Kaspersky security experts have discovered a new malware that targets Microsoft Exchange servers belonging to several organizations around the world.

Dubbed SessionManager and first spotted by the company in early 2022, the backdoor allows threat actors to "maintain permanent, update-resistant and relatively covert access to a targeted organization's IT infrastructure." ».

According to Kaspersky, once released, SessionManager enables a wide range of malicious activities, from email harvesting to complete control over the victim's device or infrastructure.

Analysis by security researchers shows that the threat actors (TA) behind SessionManager first started working in late March 2021.
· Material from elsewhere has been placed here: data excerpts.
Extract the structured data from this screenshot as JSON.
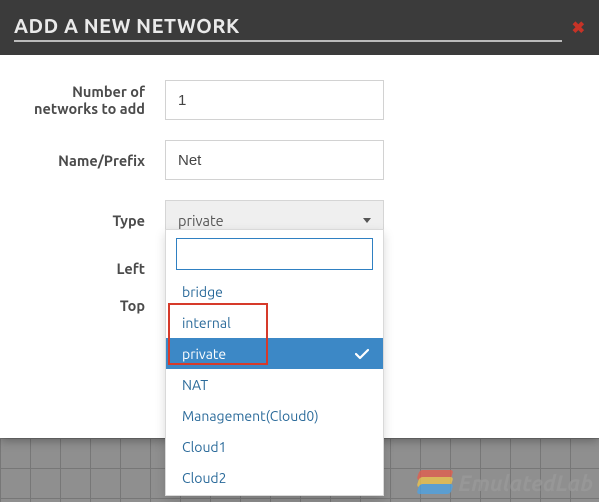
{
  "dialog": {
    "title": "ADD A NEW NETWORK",
    "close_icon": "✖"
  },
  "form": {
    "number": {
      "label": "Number of networks to add",
      "value": "1"
    },
    "name": {
      "label": "Name/Prefix",
      "value": "Net"
    },
    "type": {
      "label": "Type",
      "selected": "private"
    },
    "left": {
      "label": "Left"
    },
    "top": {
      "label": "Top"
    }
  },
  "type_options": {
    "search": "",
    "items": [
      {
        "label": "bridge"
      },
      {
        "label": "internal"
      },
      {
        "label": "private",
        "selected": true
      },
      {
        "label": "NAT"
      },
      {
        "label": "Management(Cloud0)"
      },
      {
        "label": "Cloud1"
      },
      {
        "label": "Cloud2"
      }
    ]
  },
  "watermark": {
    "text": "EmulatedLab"
  }
}
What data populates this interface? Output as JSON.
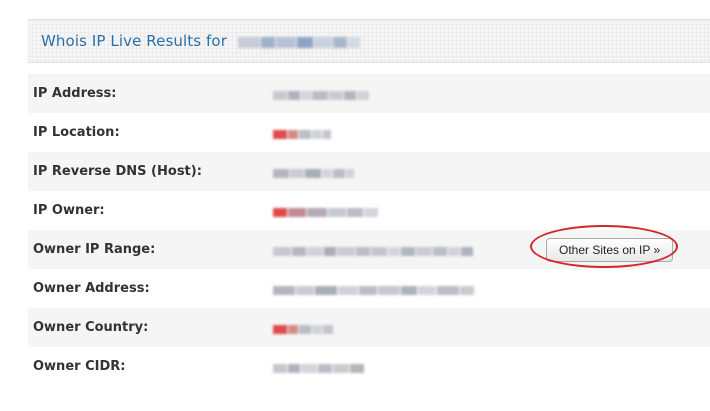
{
  "header": {
    "title": "Whois IP Live Results for",
    "domain_redacted": true
  },
  "rows": [
    {
      "label": "IP Address:",
      "value_redacted": true
    },
    {
      "label": "IP Location:",
      "value_redacted": true
    },
    {
      "label": "IP Reverse DNS (Host):",
      "value_redacted": true
    },
    {
      "label": "IP Owner:",
      "value_redacted": true
    },
    {
      "label": "Owner IP Range:",
      "value_redacted": true,
      "button": "Other Sites on IP »"
    },
    {
      "label": "Owner Address:",
      "value_redacted": true
    },
    {
      "label": "Owner Country:",
      "value_redacted": true
    },
    {
      "label": "Owner CIDR:",
      "value_redacted": true
    }
  ],
  "colors": {
    "title": "#2a70a8",
    "label": "#333333",
    "annotation": "#d4252c"
  }
}
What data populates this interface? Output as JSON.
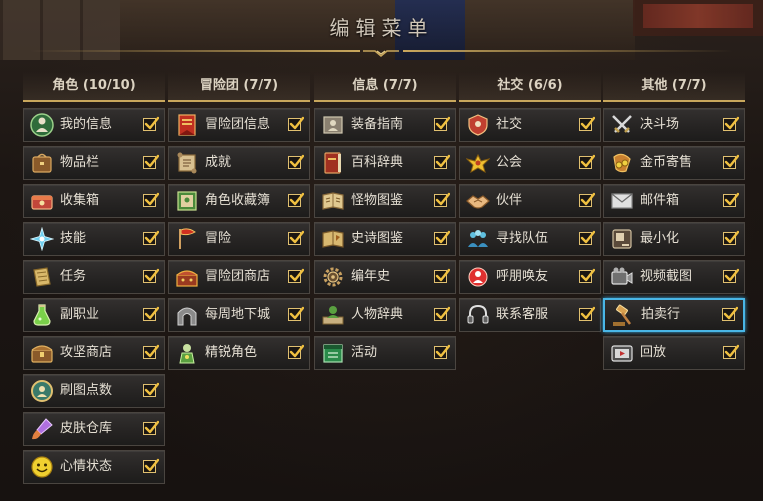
{
  "title": "编辑菜单",
  "colors": {
    "gold": "#c9a75c",
    "check": "#f0c040",
    "selected": "#49b6e6"
  },
  "columns": [
    {
      "header": "角色 (10/10)",
      "items": [
        {
          "label": "我的信息",
          "icon": "character-icon",
          "checked": true
        },
        {
          "label": "物品栏",
          "icon": "inventory-bag-icon",
          "checked": true
        },
        {
          "label": "收集箱",
          "icon": "collection-box-icon",
          "checked": true
        },
        {
          "label": "技能",
          "icon": "skill-star-icon",
          "checked": true
        },
        {
          "label": "任务",
          "icon": "quest-scroll-icon",
          "checked": true
        },
        {
          "label": "副职业",
          "icon": "potion-icon",
          "checked": true
        },
        {
          "label": "攻坚商店",
          "icon": "treasure-chest-icon",
          "checked": true
        },
        {
          "label": "刷图点数",
          "icon": "points-medal-icon",
          "checked": true
        },
        {
          "label": "皮肤仓库",
          "icon": "paint-brush-icon",
          "checked": true
        },
        {
          "label": "心情状态",
          "icon": "smiley-icon",
          "checked": true
        }
      ]
    },
    {
      "header": "冒险团 (7/7)",
      "items": [
        {
          "label": "冒险团信息",
          "icon": "guild-banner-icon",
          "checked": true
        },
        {
          "label": "成就",
          "icon": "achievement-scroll-icon",
          "checked": true
        },
        {
          "label": "角色收藏簿",
          "icon": "card-book-icon",
          "checked": true
        },
        {
          "label": "冒险",
          "icon": "adventure-flag-icon",
          "checked": true
        },
        {
          "label": "冒险团商店",
          "icon": "shop-chest-icon",
          "checked": true
        },
        {
          "label": "每周地下城",
          "icon": "dungeon-gate-icon",
          "checked": true
        },
        {
          "label": "精锐角色",
          "icon": "elite-character-icon",
          "checked": true
        }
      ]
    },
    {
      "header": "信息 (7/7)",
      "items": [
        {
          "label": "装备指南",
          "icon": "equipment-guide-icon",
          "checked": true
        },
        {
          "label": "百科辞典",
          "icon": "encyclopedia-book-icon",
          "checked": true
        },
        {
          "label": "怪物图鉴",
          "icon": "monster-book-icon",
          "checked": true
        },
        {
          "label": "史诗图鉴",
          "icon": "epic-book-icon",
          "checked": true
        },
        {
          "label": "编年史",
          "icon": "chronicle-gear-icon",
          "checked": true
        },
        {
          "label": "人物辞典",
          "icon": "character-dictionary-icon",
          "checked": true
        },
        {
          "label": "活动",
          "icon": "event-calendar-icon",
          "checked": true
        }
      ]
    },
    {
      "header": "社交 (6/6)",
      "items": [
        {
          "label": "社交",
          "icon": "social-shield-icon",
          "checked": true
        },
        {
          "label": "公会",
          "icon": "guild-eagle-icon",
          "checked": true
        },
        {
          "label": "伙伴",
          "icon": "handshake-icon",
          "checked": true
        },
        {
          "label": "寻找队伍",
          "icon": "party-search-icon",
          "checked": true
        },
        {
          "label": "呼朋唤友",
          "icon": "call-friends-icon",
          "checked": true
        },
        {
          "label": "联系客服",
          "icon": "headset-icon",
          "checked": true
        }
      ]
    },
    {
      "header": "其他 (7/7)",
      "items": [
        {
          "label": "决斗场",
          "icon": "crossed-swords-icon",
          "checked": true
        },
        {
          "label": "金币寄售",
          "icon": "gold-coins-icon",
          "checked": true
        },
        {
          "label": "邮件箱",
          "icon": "mail-envelope-icon",
          "checked": true
        },
        {
          "label": "最小化",
          "icon": "minimize-icon",
          "checked": true
        },
        {
          "label": "视频截图",
          "icon": "video-camera-icon",
          "checked": true
        },
        {
          "label": "拍卖行",
          "icon": "auction-gavel-icon",
          "checked": true,
          "selected": true
        },
        {
          "label": "回放",
          "icon": "replay-tv-icon",
          "checked": true
        }
      ]
    }
  ]
}
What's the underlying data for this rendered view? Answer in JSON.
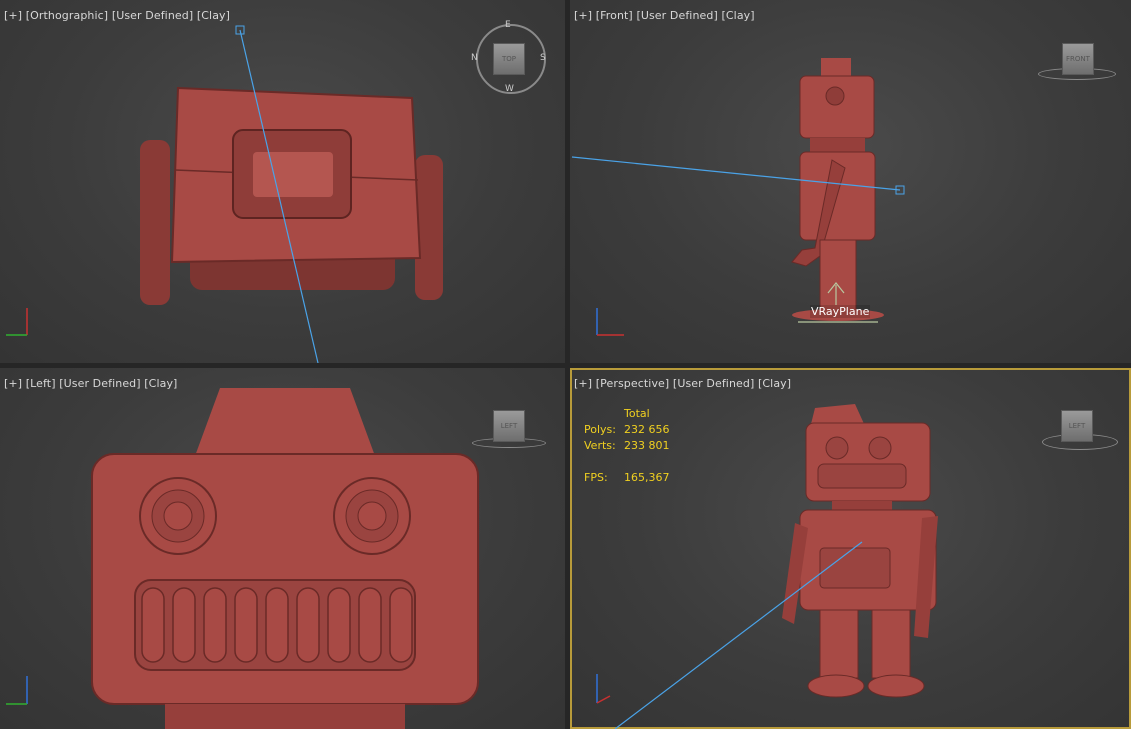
{
  "viewports": {
    "top_left": {
      "labels": [
        "[+]",
        "[Orthographic]",
        "[User Defined]",
        "[Clay]"
      ],
      "compass": {
        "cube_label": "TOP",
        "n": "N",
        "e": "E",
        "s": "S",
        "w": "W"
      }
    },
    "top_right": {
      "labels": [
        "[+]",
        "[Front]",
        "[User Defined]",
        "[Clay]"
      ],
      "cube_label": "FRONT",
      "object_label": "VRayPlane"
    },
    "bottom_left": {
      "labels": [
        "[+]",
        "[Left]",
        "[User Defined]",
        "[Clay]"
      ],
      "cube_label": "LEFT"
    },
    "bottom_right": {
      "labels": [
        "[+]",
        "[Perspective]",
        "[User Defined]",
        "[Clay]"
      ],
      "cube_label": "LEFT",
      "stats": {
        "header": "Total",
        "polys_label": "Polys:",
        "polys": "232 656",
        "verts_label": "Verts:",
        "verts": "233 801",
        "fps_label": "FPS:",
        "fps": "165,367"
      }
    }
  },
  "colors": {
    "clay": "#a84a45",
    "active_border": "#b89b3a",
    "stats_text": "#f0d020",
    "line": "#4aa3e8"
  }
}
Kaspersky said the malware hit 34 servers at 24 organizations across Africa, South Asia, Europe and the Middle East, most of which remain vulnerable to date.

"The threat actor running SessionManager shows particular interest in NGOs and government entities, but medical organizations, oil companies, and transportation companies are among those targeted. »

Kaspersky also warned that one of the distinguishing features of SessionManager is its poor detection rate by antivirus software.

"This backdoor was first discovered by Kaspersky researchers in early 2022 when some examples of the backdoor had not yet been detected as malicious by most popular online file scanning services," the company wrote in a security advisory Thursday. »

To date, SessionManager is still deployed in more than 90 percent of target organizations, according to an Internet scan conducted by Kaspersky researchers.

Security experts said they found similarities between SessionManager and Owowa, a previously unknown Internet Information Services (IIS) module that stole user-entered credentials when logging into Outlook Web Access (OWA).

"It has become clear that deploying a backdoor in IIS is a trend for threat actors who previously exploited one of the 'ProxyLogon-type' vulnerabilities in Microsoft Exchange servers," Kaspersky wrote. »

Because of these similarities and the use of the common "OwlProxy" variant, Kaspersky concluded its recommendations by claiming that the malicious IIS module may have been exploited by the Gelsemium threat agent.